TERAMO – Non ci sarà consiglio comunale sulla crisi amministrativa, come vogliono le opposizioni. Lo ha ribadito il presidente del Consiglio, Milton Di Sabatino, questa mattina ai capigruppo consiliari nel corso di una brevissima riunione condita da molte polemiche proprio perchè le minoranze volevano discutere pubblicamente delle dimissioni del sindaco Maurizio Brucchi: se un’assise civica ci sarà, è stato detto dai rappresentanti della maggioranza, sarà soltanto quando il sindaco comunicherà il ritiro delle dimissioni. E così spazio alle rimostranze, tante e cariche di toni da ieri, quando la Commissione garanzia aveva messo a nudo le difficoltà amministrative a procedere su argomenti importanti come, ad esempio, il piano urbano del traffico, fermo in un cassetto da un anno e mezzo, nonostante i ben 9 passaggi in maggioranza. E di quanto promesso e non mantenuto dalle diverse giunte Brucchi in questi due anni e mezzo, si ritroverà traccia in un dossier, una sorta di libro bianco, che le opposizioni promettono di elaborare e da presentare all’esame del commisario prefettizio, qualora si insediasse a Palazzo di Città.
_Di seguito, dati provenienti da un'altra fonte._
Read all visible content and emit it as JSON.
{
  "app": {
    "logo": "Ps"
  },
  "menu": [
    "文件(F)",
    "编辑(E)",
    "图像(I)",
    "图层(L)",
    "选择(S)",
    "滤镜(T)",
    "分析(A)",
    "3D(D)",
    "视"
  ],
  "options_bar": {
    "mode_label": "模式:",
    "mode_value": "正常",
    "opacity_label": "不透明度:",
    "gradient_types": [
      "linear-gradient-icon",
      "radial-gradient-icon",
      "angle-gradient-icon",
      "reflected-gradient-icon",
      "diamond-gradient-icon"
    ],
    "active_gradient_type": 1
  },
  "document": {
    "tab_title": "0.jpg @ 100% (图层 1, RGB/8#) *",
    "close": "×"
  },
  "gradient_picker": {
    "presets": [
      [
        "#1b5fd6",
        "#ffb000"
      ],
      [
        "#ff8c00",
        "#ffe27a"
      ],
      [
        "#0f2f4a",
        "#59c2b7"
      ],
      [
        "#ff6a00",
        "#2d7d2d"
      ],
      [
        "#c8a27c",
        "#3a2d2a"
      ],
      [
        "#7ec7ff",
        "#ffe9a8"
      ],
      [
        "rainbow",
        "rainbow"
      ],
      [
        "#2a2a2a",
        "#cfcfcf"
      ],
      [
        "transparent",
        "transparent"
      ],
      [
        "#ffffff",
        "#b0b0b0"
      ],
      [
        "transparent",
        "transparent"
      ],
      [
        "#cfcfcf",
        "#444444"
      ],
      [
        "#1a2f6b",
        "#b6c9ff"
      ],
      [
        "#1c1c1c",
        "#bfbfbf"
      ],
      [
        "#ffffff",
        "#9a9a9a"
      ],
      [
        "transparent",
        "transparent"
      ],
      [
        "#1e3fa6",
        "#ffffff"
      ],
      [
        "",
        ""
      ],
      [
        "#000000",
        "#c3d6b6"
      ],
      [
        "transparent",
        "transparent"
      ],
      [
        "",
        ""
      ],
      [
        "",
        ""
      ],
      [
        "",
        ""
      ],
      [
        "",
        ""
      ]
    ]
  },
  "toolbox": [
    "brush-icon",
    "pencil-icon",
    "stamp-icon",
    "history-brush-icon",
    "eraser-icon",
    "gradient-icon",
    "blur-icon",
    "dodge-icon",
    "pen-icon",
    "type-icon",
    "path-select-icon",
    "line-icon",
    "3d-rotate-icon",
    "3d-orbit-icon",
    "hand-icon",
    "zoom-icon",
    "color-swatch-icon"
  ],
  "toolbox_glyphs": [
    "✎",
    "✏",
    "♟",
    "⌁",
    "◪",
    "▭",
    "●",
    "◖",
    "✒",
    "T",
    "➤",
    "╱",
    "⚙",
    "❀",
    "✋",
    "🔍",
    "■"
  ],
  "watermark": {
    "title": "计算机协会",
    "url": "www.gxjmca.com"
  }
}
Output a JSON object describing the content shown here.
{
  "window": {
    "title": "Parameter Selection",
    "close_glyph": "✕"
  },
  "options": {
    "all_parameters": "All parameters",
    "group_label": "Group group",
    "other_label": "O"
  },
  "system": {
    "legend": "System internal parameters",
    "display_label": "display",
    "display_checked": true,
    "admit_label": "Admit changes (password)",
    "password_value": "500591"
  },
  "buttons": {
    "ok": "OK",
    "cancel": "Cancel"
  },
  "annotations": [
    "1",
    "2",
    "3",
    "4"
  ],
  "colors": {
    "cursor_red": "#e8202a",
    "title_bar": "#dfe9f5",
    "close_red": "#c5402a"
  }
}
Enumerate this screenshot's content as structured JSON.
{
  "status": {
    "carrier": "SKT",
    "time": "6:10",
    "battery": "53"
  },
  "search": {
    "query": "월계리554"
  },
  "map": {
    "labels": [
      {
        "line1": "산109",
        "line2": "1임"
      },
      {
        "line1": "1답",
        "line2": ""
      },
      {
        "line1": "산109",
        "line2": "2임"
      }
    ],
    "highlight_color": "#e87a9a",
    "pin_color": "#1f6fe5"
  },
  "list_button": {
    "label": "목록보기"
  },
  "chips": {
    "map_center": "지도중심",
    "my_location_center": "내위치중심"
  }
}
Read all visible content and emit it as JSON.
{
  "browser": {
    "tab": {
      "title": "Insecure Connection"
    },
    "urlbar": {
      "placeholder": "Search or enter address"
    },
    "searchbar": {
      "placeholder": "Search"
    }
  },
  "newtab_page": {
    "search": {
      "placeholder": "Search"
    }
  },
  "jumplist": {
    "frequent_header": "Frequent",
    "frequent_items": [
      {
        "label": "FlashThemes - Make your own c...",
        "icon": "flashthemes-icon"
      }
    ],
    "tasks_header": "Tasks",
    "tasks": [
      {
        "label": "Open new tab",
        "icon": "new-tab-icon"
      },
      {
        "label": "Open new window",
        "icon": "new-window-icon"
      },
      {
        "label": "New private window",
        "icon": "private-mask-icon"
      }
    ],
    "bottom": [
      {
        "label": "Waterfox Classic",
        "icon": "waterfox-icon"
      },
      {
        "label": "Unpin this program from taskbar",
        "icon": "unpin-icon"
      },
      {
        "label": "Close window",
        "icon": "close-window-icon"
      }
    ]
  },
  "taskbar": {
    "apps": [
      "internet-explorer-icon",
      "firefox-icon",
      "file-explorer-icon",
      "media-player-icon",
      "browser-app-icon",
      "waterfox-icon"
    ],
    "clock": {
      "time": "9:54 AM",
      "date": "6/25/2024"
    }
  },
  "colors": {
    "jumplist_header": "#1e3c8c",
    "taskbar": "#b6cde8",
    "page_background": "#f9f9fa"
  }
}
Per Gianguido D’Alberto, capogruppo del Pd, si vive «un deja vù, si mangia una minestra riscaldata a forza di programmini di governo firmati dai gruppi consiliari che sono i primi responsabili della crisi di questa amministrazione. Il Comune, per il capo della minoranza Dem, è senza una guida politica non da una decina di giorni ma da due anni». E se per Fabio Berardini dei 5 Stelle, il sindaco e la sua maggioranza negano un atto dovuto e responsabile alla cittadinanza e al proprio elettorato, nascondendo la discussione sui motivi della crisi politica», per l’indipendente Paola Cardelli «manca il senso della dignità di amminitratori che,   lasciando a un commissario o continuando a governare, non daranno una spiegazione di quanto sta accadendo» e invita «tutti a non ripresentare in politica».